In a list of actions as part of the motion, Councillor Currie then recommended that the council ‘formally expresses its deep concern, shared by Argyll and Bute’s communities and businesses, at the worsening situation where not only is the A83 Rest and Be Thankful currently closed but the vital Old Military Road diversion route is also now increasingly affected by closure due to landslip risk, in writing to the First Minister.

‘{The council] agrees that the potential timescale of another decade before a permanent solution is in place is unacceptable, and that a sustainable interim solution must be identified and implemented urgently to support Argyll and Bute’s economic recovery and resilience and to prevent serious risks to its future success.

‘[The council] calls on the Scottish Government for urgent investigation of any potential interim solutions which can be put in place swiftly, and for use at the very least by emergency services, health transport and haulage traffic as quickly as possible.

‘[This is] to allow access to medical services, the movement of goods to continue in and out of Argyll and Bute, maintaining efficient and timely delivery of supplies to local communities and supporting key local economic sectors like aquaculture, timber haulage and agriculture.

‘[The council] seeks urgent engagement with the relevant agencies to explore the swift progression of that interim solution as soon as possible.

‘[The council] reinforces the need for Argyll and Bute Council to be represented on any steering group or other body involved in the development and oversight of permanent solutions for the A83 as well as any engagement in relation to the interim solution, given its lifeline status and vital importance for the region’s future success.’

The motion was seconded by Councillor Sandy Taylor, leader of the authority’s opposition SNP group, and was backed by all the councillors present at the meeting.

A Transport Scotland spokesperson said: ‘We understand the frustration and disruption that landslips bring for local communities and road users, which is why the cabinet secretary instructed officials to accelerate work to consider alternative infrastructure options for the A83.

‘Eleven options were developed for public consultation, receiving around 600 pieces of feedback from road users, stakeholders and local residents.
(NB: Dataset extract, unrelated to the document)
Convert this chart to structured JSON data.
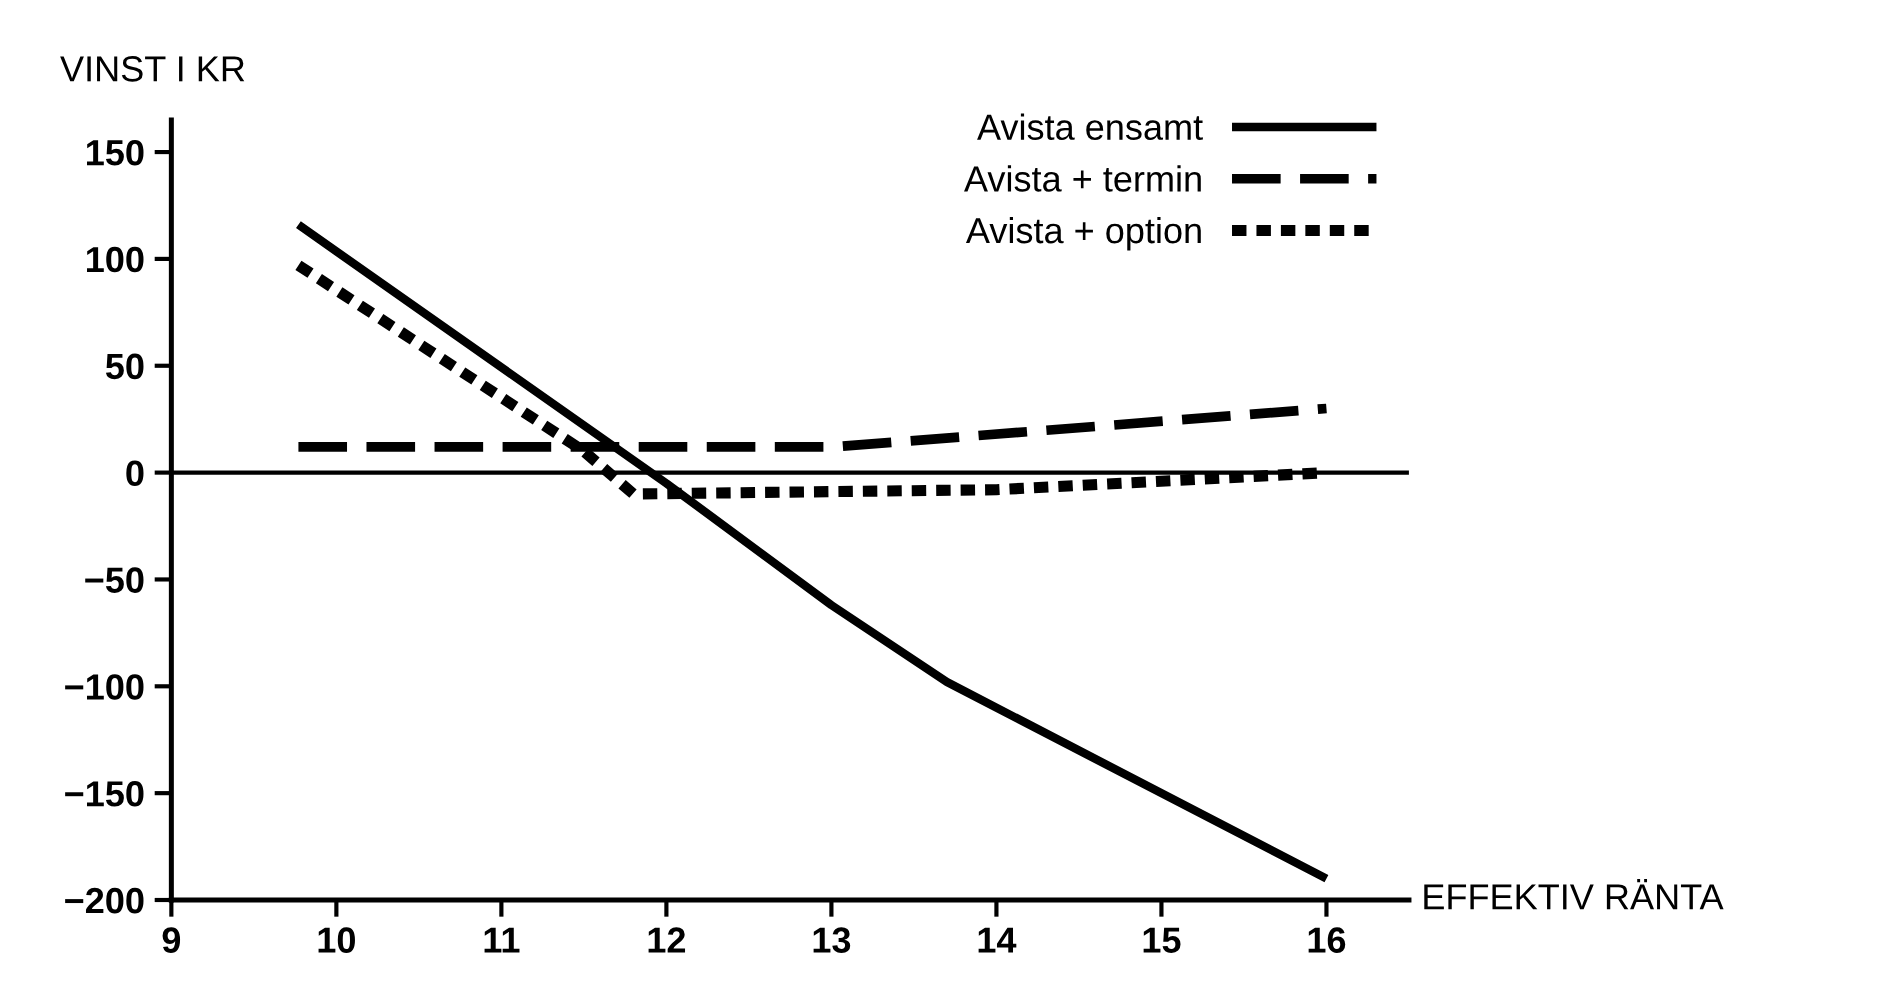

‘We welcome the participation of Argyll and Bute Council in the consultation and look forward to working with them during the scheme development process.

‘Recommendations on a preferred long term solution will be made in spring 2021.

‘The Cabinet Secretary Michael Matheson chaired the latest A83 Taskforce meeting in August, where he met with elected members and representatives from community and business groups.

‘A follow up meeting was held virtually last week where stakeholders were updated on the additional mitigation works undertaken in response to the current event.

‘We also agreed to work with stakeholders to explore further measures to add resilience to local diversions in the area.’